La très grande majorité des députés présents, issus du gouvernement et de l’opposition, ont donné le feu vert à l’aide qui sera octroyée par le Fonds européen de stabilité à un fonds de sauvetage du gouvernement espagnol.
Une large majorité des députés du Bundestag ont approuvé un plan d’aide à hauteur de 100 milliards d’euros en faveur des banques espagnoles. 473 des 583 députés présents se sont prononcés pour, 97 ont voté contre. 13 parlementaires se sont abstenus.
Le programme a ainsi été adopté par les voix des députés issus de tous les groupes politiques, à l’exception de ceux du parti d’extrême gauche « Die Linke ».
Le gouvernement de la chancelière d’Angela Merkel n’a pourtant pas réuni, à lui seul, la majorité nécessaire, dite « majorité du chancelier ». 22 députés de la coalition de gouvernement (CDU/CSU, FDP) ont voté contre le programme d’aide, rapporte l’agence de presse Reuters.
L’exécutif allemand est contraint de solliciter le parlement avant de prendre des engagements financiers à travers le fonds européen de stabilité financière (FESF).
L’État espagnol responsable
Le ministre des Finances Wolgang Schäuble (CDU) s’est prononcé, avant le vote, devant les parlementaires.
« Nous contribuons avec les aides à l’Espagne à la stabilité de la zone dans son ensemble », a-t-il justifié.
Le ministre a également souligné à plusieurs reprises que le gouvernement espagnol était entièrement responsable de l’aide octroyée aux banques en difficulté.
« L’Espagne a fait la demande, l’Espagne reçoit l’argent pour la recapitalisation des banques, et l’Espagne en tant qu’État est responsable des crédits du FESF », a-t-il déclaré dans son discours de politique générale.
L’État espagnol s’est par ailleurs engagé à poursuivre des réformes structurelles d’envergure, a estimé M. Schäuble.
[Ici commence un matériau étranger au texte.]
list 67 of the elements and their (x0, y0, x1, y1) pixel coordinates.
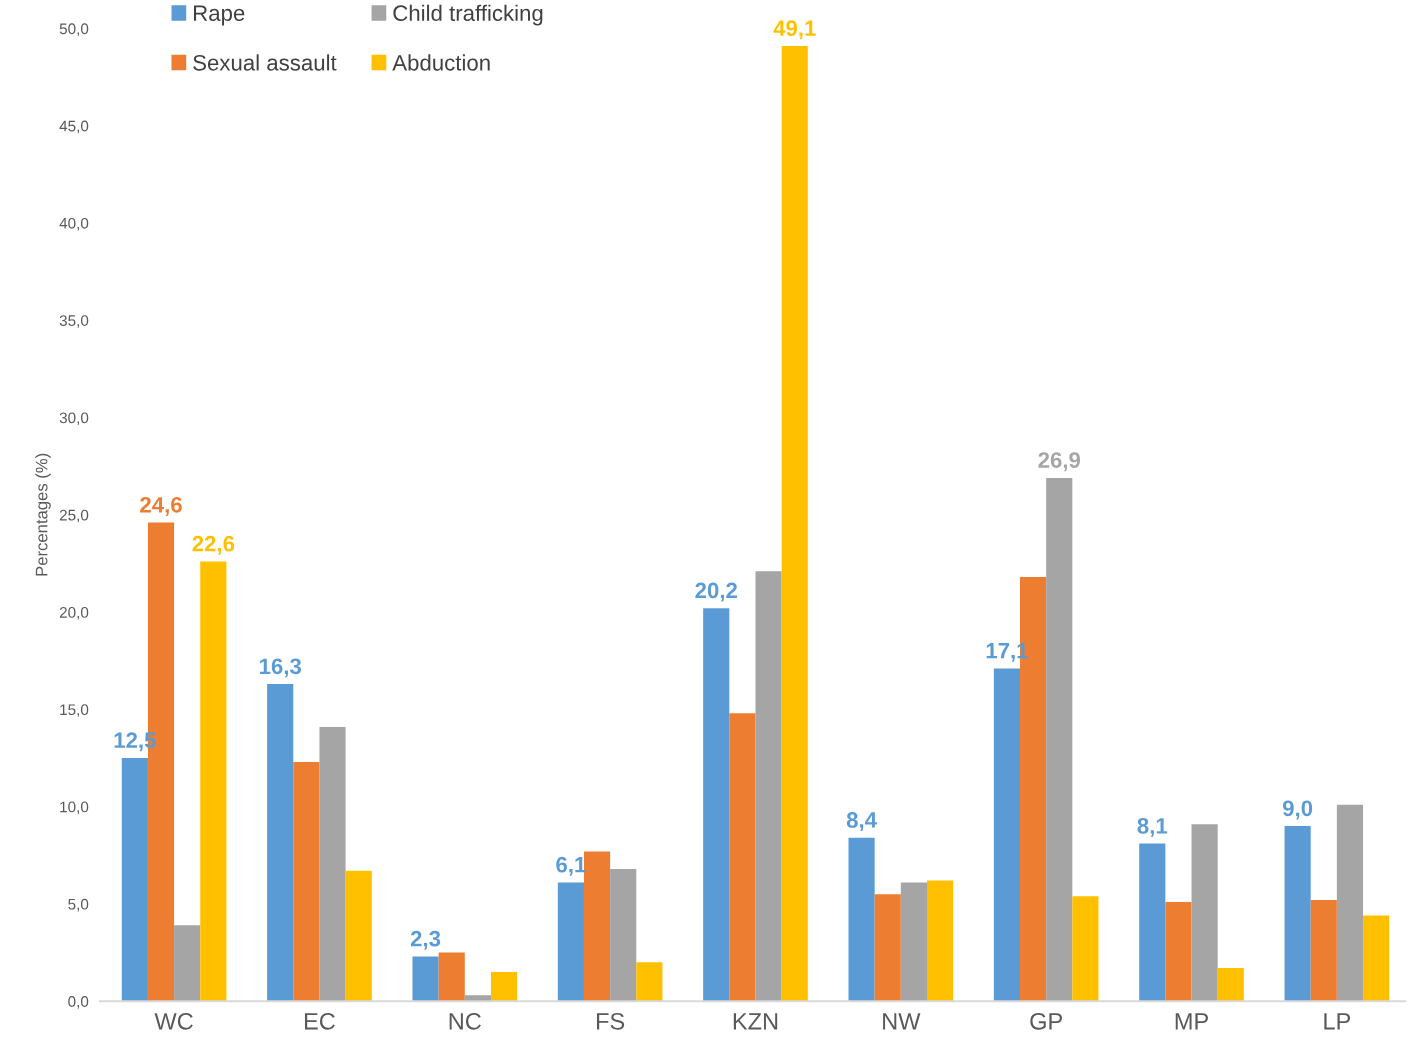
y-tick-label: 10,0 (60, 801, 89, 815)
bar (1217, 968, 1244, 1002)
bar (319, 726, 346, 1002)
bar (293, 761, 320, 1002)
bar (490, 972, 518, 1002)
x-tick-label: GP (1030, 1012, 1062, 1030)
legend-label: Rape (194, 5, 245, 26)
bar (993, 668, 1021, 1002)
x-tick-label: LP (1324, 1013, 1351, 1030)
x-tick-label: KZN (733, 1013, 778, 1030)
legend-label: Abduction (392, 54, 490, 71)
bar (755, 571, 782, 1002)
bar (412, 956, 439, 1002)
y-tick-label: 50,0 (59, 23, 89, 36)
bar (267, 684, 294, 1002)
bar (610, 868, 637, 1002)
x-tick-label: MP (1175, 1013, 1208, 1030)
y-tick-label: 45,0 (59, 120, 89, 134)
bar (1072, 896, 1099, 1002)
y-tick-label: 30,0 (59, 412, 89, 426)
bar (900, 882, 927, 1002)
y-tick-label: 20,0 (59, 606, 89, 620)
data-label: 20,2 (695, 582, 737, 602)
bar (848, 837, 875, 1002)
bar (703, 608, 730, 1002)
data-label: 49,1 (773, 20, 816, 40)
x-tick-label: WC (154, 1012, 193, 1030)
x-tick-label: NC (449, 1012, 481, 1030)
bar (1165, 901, 1192, 1002)
x-tick-label: NW (883, 1013, 921, 1030)
bar (438, 952, 465, 1002)
bar (1310, 900, 1337, 1002)
bar (636, 962, 663, 1002)
y-tick-label: 40,0 (59, 217, 89, 231)
bar (1363, 915, 1390, 1002)
data-label: 24,6 (140, 496, 182, 516)
bar (1191, 824, 1218, 1002)
bar (1046, 477, 1073, 1002)
data-label: 9,0 (1282, 800, 1313, 820)
bar (1336, 804, 1364, 1002)
x-tick-label: EC (304, 1012, 335, 1030)
y-tick-label: 25,0 (59, 509, 89, 523)
bar (1284, 826, 1311, 1002)
bar (200, 561, 227, 1002)
data-label: 8,4 (846, 812, 877, 832)
bar (781, 45, 808, 1002)
bar (345, 870, 372, 1002)
y-tick-label: 35,0 (59, 315, 89, 328)
data-label: 26,9 (1038, 452, 1081, 472)
y-tick-label: 0,0 (68, 996, 89, 1009)
bar (729, 713, 756, 1002)
bar (926, 880, 954, 1002)
bar (1139, 843, 1166, 1002)
y-tick-label: 15,0 (60, 704, 89, 717)
data-label: 2,3 (410, 930, 441, 950)
x-tick-label: FS (596, 1012, 625, 1030)
legend-label: Sexual assault (193, 54, 337, 71)
bar (557, 882, 584, 1002)
bar (874, 894, 901, 1002)
y-tick-label: 5,0 (68, 898, 89, 912)
bar (121, 758, 148, 1002)
data-label: 22,6 (192, 535, 235, 555)
data-label: 16,3 (259, 658, 302, 678)
data-label: 8,1 (1137, 817, 1168, 837)
bar (174, 925, 201, 1002)
legend-label: Child trafficking (393, 4, 543, 26)
y-axis-title: Percentages (%) (35, 453, 51, 576)
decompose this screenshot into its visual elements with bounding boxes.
Leur mise en œuvre sera surveillée par l’Europe, a-t-il également précisé.
La troïka à Madrid
Le chef du groupe parlementaire des libéraux Rainer Brüderle (FDP) n’a pas mâché ses mots quant au suivi des réformes par les bailleurs de fonds. « La troïka sera envoyée en Espagne », a-t-il lancé à ses homologues.
Une recapitalisation directe des banques espagnoles par le mécanisme européen de stabilité (MES) ne sera envisageable qu’après l’établissement d’une surveillance bancaire européenne effective, ont souligné plusieurs orateurs issus du camp d’Angela Merkel.
Et cela prendra du temps, a estimé M. Brüderle, qui a évoqué une période allant de un à deux ans.
Manque d’orientation
Les sociaux-démocrates du SPD, dans l’opposition depuis 2009, refusent une recapitalisation directe des banques.
Le chef du groupe parlementaire et ancien ministre des Affaires étrangères Frank-Walter Steinmeier a reproché au gouvernement de manquer d’objectifs clairs dans la gestion de la crise de la zone euro.
La chef de l’extrême-gauche allemande Sarah Wagenknecht (Die Linke) a critiqué les aides octroyées aux banques. « C’est aux investisseurs de payer pour le sauvetage des banques, et non pas aux contribuables », a-t-elle déclaré pour expliquer son vote contre les 100 milliards d’euros pour l’Espagne. Die Linke est favorable à une nationalisation des principaux instituts bancaires.
Les ministres des Finances de la zone euro devront approuver le programme d’aide vendredi 20 juillet, lors d’une conférence téléphonique. Le déboursement d’une première tranche de 30 milliards d’euros est prévu d’ici la fin du mois de juillet.